Friday, September 4, 2009, I had my annual mammogram. Everything was pretty much routine that day. I was so relieved when the Tech said everything looked fine and that I would be hearing from them soon.
About a week later, the card came in the mail, and for some reason, I did not open it right away. After a day or so, I opened the card and read its contents. They wanted me to come back in and repeat the mammogram. Several days later, I had a second mammogram of the left breast with magnification. From that day on, it was a whirlwind of mammograms with magnification, doctor visits, a needle biopsy of the left breast and tons of research on breast cancer and treatment options.

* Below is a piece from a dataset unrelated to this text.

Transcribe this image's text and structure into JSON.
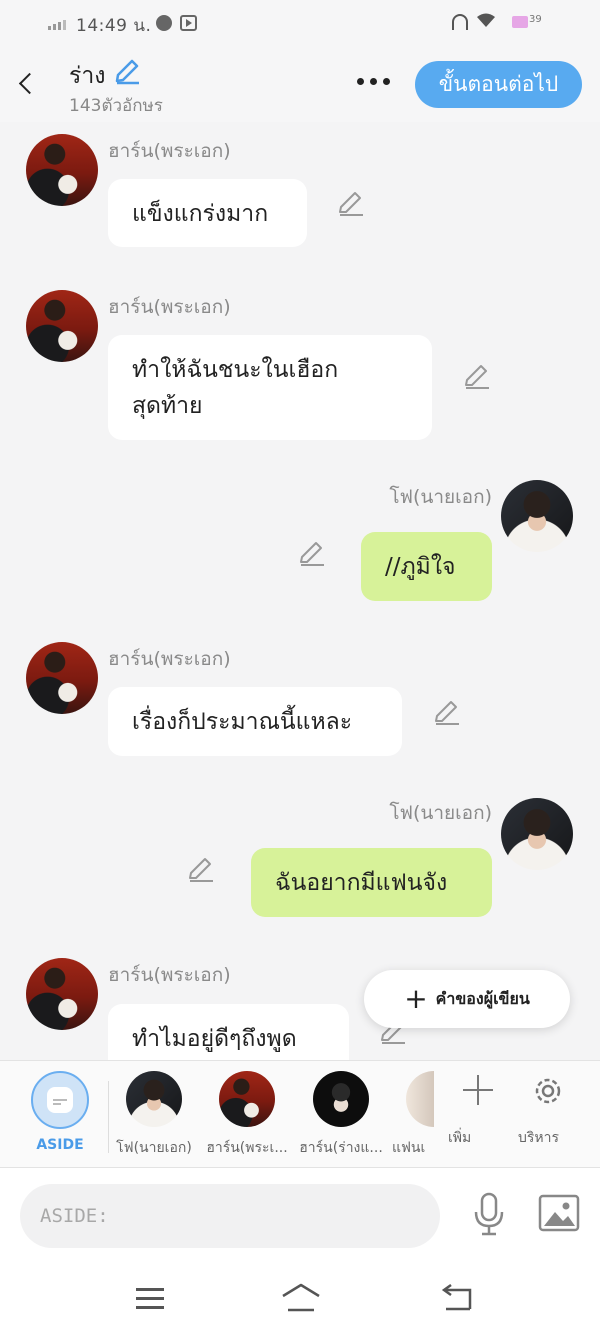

At the initial visit with the surgeon, he and the nurse entered the room at the same moment. The look on their faces said it all. "Deborah, it's c-a-n-c-e-r," he uttered while grabbing my hand tenderly. Fear gripped my every thought. I really don't know what else was said or done. I left the office in tears, with a handful of brochures on the subject on the dreaded " c " word. After doing lots of research and having another talk with my doctor, I decided to have a lumpectomy followed by six weeks of radiation.
After the surgery, I could feel myself getting depressed. My doctors picked up on it and prescribed an antidepressant. For several weeks, I could barely eat nor sleep. My support system was my family and my best friend, Pat Shuman. My son, Ato Myers, who lived and worked in Italy stayed home with me for 6 months. I found great comfort in the Scriptures, I began to study the Bible more and the Word of God began soothe my soul.
I also began to read everything I could on breast cancer, especially breast cancer as it pertains to women of color. I was very surprised to read about the disparity in preventive services, healthcare and survival rates. I wanted to do whatever I could to help my sisters, no matter what color they were. I began volunteering for Komen for the Cure as an Outreach Volunteer and later joined Sisters Network Inc, where I later became President. Komen's focus was on empowering women and increasing access to breast health care for our local women, and I knew I wanted to be a part of that!
Breast Health Education and Advocacy is something that I'm very passionate about. I've been a teacher all my life and now I represent Komen at health fairs and other events distributing educational materials, answering basic questions about breast health and telling people about Komen and how they service the community. I want to help save lives and I believe that Susan G. Komen for the Cure is doing just that !
If I had one message to share with other women, it would be "Early detection is crucial for your survival! Early detection saves lives".